The sanctions imposed on her by judge Anthony Trenga of the US District Court for the Eastern District of Virginia have not only led to her detention, but also include an exorbitant daily fine that can potentially bankrupt her. The intent of the sanctions has been to coerce Manning into testifying in the indictment of Wikileaks founder Julian Assange.

While sanctions of such kind by a federal judge are permitted by law towards a “recalcitrant witness” who can be held to be in contempt of court, Meltzer-Cohen pointed out that they are only permissible in cases where they make cooperation possible. “If compliance is impossible, either because the grand jury is no longer in existence, or because the witness is incoercible, then confinement has been transformed from a coercive into a punitive sanction, and thus is in violation of the law,” Meltzer-Cohen claimed.

Manning and her legal team have argued that she can not be coerced into compliance through the sanctions. In their new motion, they have also submitted a expert report by Dr. Sara Boyd, who has attested to the fact that Manning “is … incapable of acting against her principle” to testify. Thus it is not possible to attempt to coerce her, the lawyers argued.

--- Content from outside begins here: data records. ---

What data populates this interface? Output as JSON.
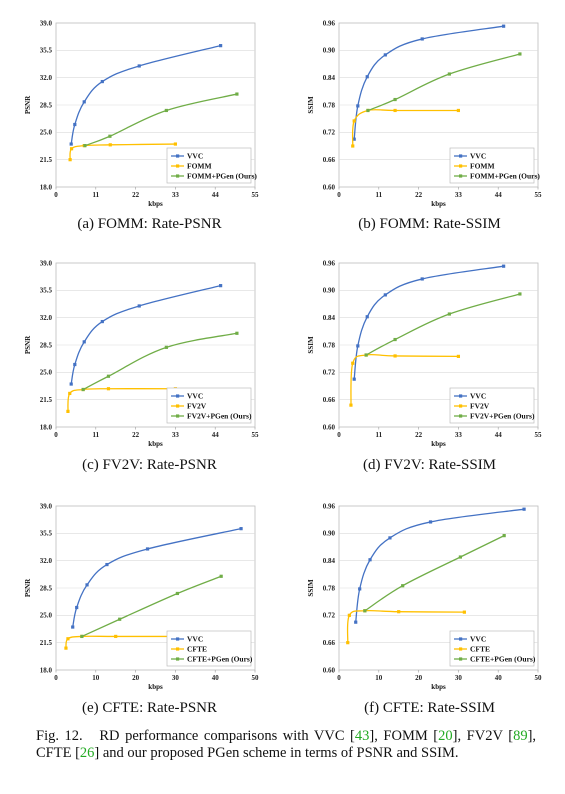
{
  "colors": {
    "vvc": "#4472C4",
    "base": "#FFC000",
    "pgen": "#70AD47"
  },
  "panels": [
    {
      "subcaption": "(a) FOMM: Rate-PSNR",
      "chart_data": {
        "type": "line",
        "xlabel": "kbps",
        "ylabel": "PSNR",
        "xlim": [
          0,
          55
        ],
        "xticks": [
          0,
          11,
          22,
          33,
          44,
          55
        ],
        "ylim": [
          18.0,
          39.0
        ],
        "yticks": [
          "18.0",
          "21.5",
          "25.0",
          "28.5",
          "32.0",
          "35.5",
          "39.0"
        ],
        "legend_position": "bottom-right",
        "series": [
          {
            "name": "VVC",
            "x": [
              4.2,
              5.2,
              7.8,
              12.8,
              23.0,
              45.5
            ],
            "y": [
              23.5,
              26.0,
              28.9,
              31.5,
              33.5,
              36.1
            ]
          },
          {
            "name": "FOMM",
            "x": [
              3.9,
              4.3,
              7.8,
              15.0,
              33.0
            ],
            "y": [
              21.5,
              22.9,
              23.3,
              23.4,
              23.5
            ]
          },
          {
            "name": "FOMM+PGen (Ours)",
            "x": [
              8.0,
              14.9,
              30.5,
              50.0
            ],
            "y": [
              23.3,
              24.5,
              27.8,
              29.9
            ]
          }
        ]
      }
    },
    {
      "subcaption": "(b) FOMM: Rate-SSIM",
      "chart_data": {
        "type": "line",
        "xlabel": "kbps",
        "ylabel": "SSIM",
        "xlim": [
          0,
          55
        ],
        "xticks": [
          0,
          11,
          22,
          33,
          44,
          55
        ],
        "ylim": [
          0.6,
          0.96
        ],
        "yticks": [
          "0.60",
          "0.66",
          "0.72",
          "0.78",
          "0.84",
          "0.90",
          "0.96"
        ],
        "legend_position": "bottom-right",
        "series": [
          {
            "name": "VVC",
            "x": [
              4.2,
              5.2,
              7.8,
              12.8,
              23.0,
              45.5
            ],
            "y": [
              0.705,
              0.778,
              0.842,
              0.89,
              0.925,
              0.953
            ]
          },
          {
            "name": "FOMM",
            "x": [
              3.8,
              4.2,
              8.0,
              15.5,
              33.0
            ],
            "y": [
              0.69,
              0.745,
              0.768,
              0.768,
              0.768
            ]
          },
          {
            "name": "FOMM+PGen (Ours)",
            "x": [
              8.0,
              15.5,
              30.5,
              50.0
            ],
            "y": [
              0.768,
              0.792,
              0.848,
              0.892
            ]
          }
        ]
      }
    },
    {
      "subcaption": "(c) FV2V: Rate-PSNR",
      "chart_data": {
        "type": "line",
        "xlabel": "kbps",
        "ylabel": "PSNR",
        "xlim": [
          0,
          55
        ],
        "xticks": [
          0,
          11,
          22,
          33,
          44,
          55
        ],
        "ylim": [
          18.0,
          39.0
        ],
        "yticks": [
          "18.0",
          "21.5",
          "25.0",
          "28.5",
          "32.0",
          "35.5",
          "39.0"
        ],
        "legend_position": "bottom-right",
        "series": [
          {
            "name": "VVC",
            "x": [
              4.2,
              5.2,
              7.8,
              12.8,
              23.0,
              45.5
            ],
            "y": [
              23.5,
              26.0,
              28.9,
              31.5,
              33.5,
              36.1
            ]
          },
          {
            "name": "FV2V",
            "x": [
              3.3,
              3.8,
              7.5,
              14.5,
              33.0
            ],
            "y": [
              20.0,
              22.3,
              22.8,
              22.9,
              22.9
            ]
          },
          {
            "name": "FV2V+PGen (Ours)",
            "x": [
              7.5,
              14.5,
              30.5,
              50.0
            ],
            "y": [
              22.8,
              24.5,
              28.2,
              30.0
            ]
          }
        ]
      }
    },
    {
      "subcaption": "(d) FV2V: Rate-SSIM",
      "chart_data": {
        "type": "line",
        "xlabel": "kbps",
        "ylabel": "SSIM",
        "xlim": [
          0,
          55
        ],
        "xticks": [
          0,
          11,
          22,
          33,
          44,
          55
        ],
        "ylim": [
          0.6,
          0.96
        ],
        "yticks": [
          "0.60",
          "0.66",
          "0.72",
          "0.78",
          "0.84",
          "0.90",
          "0.96"
        ],
        "legend_position": "bottom-right",
        "series": [
          {
            "name": "VVC",
            "x": [
              4.2,
              5.2,
              7.8,
              12.8,
              23.0,
              45.5
            ],
            "y": [
              0.705,
              0.778,
              0.842,
              0.89,
              0.925,
              0.953
            ]
          },
          {
            "name": "FV2V",
            "x": [
              3.3,
              3.8,
              7.5,
              15.5,
              33.0
            ],
            "y": [
              0.648,
              0.74,
              0.758,
              0.756,
              0.755
            ]
          },
          {
            "name": "FV2V+PGen (Ours)",
            "x": [
              7.5,
              15.5,
              30.5,
              50.0
            ],
            "y": [
              0.758,
              0.792,
              0.848,
              0.892
            ]
          }
        ]
      }
    },
    {
      "subcaption": "(e) CFTE: Rate-PSNR",
      "chart_data": {
        "type": "line",
        "xlabel": "kbps",
        "ylabel": "PSNR",
        "xlim": [
          0,
          50
        ],
        "xticks": [
          0,
          10,
          20,
          30,
          40,
          50
        ],
        "ylim": [
          18.0,
          39.0
        ],
        "yticks": [
          "18.0",
          "21.5",
          "25.0",
          "28.5",
          "32.0",
          "35.5",
          "39.0"
        ],
        "legend_position": "bottom-right",
        "series": [
          {
            "name": "VVC",
            "x": [
              4.2,
              5.2,
              7.8,
              12.8,
              23.0,
              46.5
            ],
            "y": [
              23.5,
              26.0,
              28.9,
              31.5,
              33.5,
              36.1
            ]
          },
          {
            "name": "CFTE",
            "x": [
              2.5,
              3.0,
              6.5,
              15.0,
              31.5
            ],
            "y": [
              20.8,
              22.0,
              22.3,
              22.3,
              22.3
            ]
          },
          {
            "name": "CFTE+PGen (Ours)",
            "x": [
              6.5,
              16.0,
              30.5,
              41.5
            ],
            "y": [
              22.3,
              24.5,
              27.8,
              30.0
            ]
          }
        ]
      }
    },
    {
      "subcaption": "(f) CFTE: Rate-SSIM",
      "chart_data": {
        "type": "line",
        "xlabel": "kbps",
        "ylabel": "SSIM",
        "xlim": [
          0,
          50
        ],
        "xticks": [
          0,
          10,
          20,
          30,
          40,
          50
        ],
        "ylim": [
          0.6,
          0.96
        ],
        "yticks": [
          "0.60",
          "0.66",
          "0.72",
          "0.78",
          "0.84",
          "0.90",
          "0.96"
        ],
        "legend_position": "bottom-right",
        "series": [
          {
            "name": "VVC",
            "x": [
              4.2,
              5.2,
              7.8,
              12.8,
              23.0,
              46.5
            ],
            "y": [
              0.705,
              0.778,
              0.842,
              0.89,
              0.925,
              0.953
            ]
          },
          {
            "name": "CFTE",
            "x": [
              2.2,
              2.6,
              6.5,
              15.0,
              31.5
            ],
            "y": [
              0.66,
              0.72,
              0.73,
              0.728,
              0.727
            ]
          },
          {
            "name": "CFTE+PGen (Ours)",
            "x": [
              6.5,
              16.0,
              30.5,
              41.5
            ],
            "y": [
              0.73,
              0.785,
              0.848,
              0.895
            ]
          }
        ]
      }
    }
  ],
  "caption": {
    "label": "Fig. 12.",
    "text_1": "RD performance comparisons with VVC [",
    "ref_1": "43",
    "text_2": "], FOMM [",
    "ref_2": "20",
    "text_3": "], FV2V [",
    "ref_3": "89",
    "text_4": "], CFTE [",
    "ref_4": "26",
    "text_5": "] and our proposed PGen scheme in terms of PSNR and SSIM."
  }
}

Manning had refused to testify before the grand jury after she was subpoenaed for a federal investigation into Wikileaks. She has been in near continuous detention since March 8, 2019, when she first refused to testify. She has also been sanctioned with an exorbitant fine of USD 1,000 a day since May 17, 2019, when she refused to testify for the second time. According to her lawyers, the fines have accumulated to a total of over USD 230,000 so far.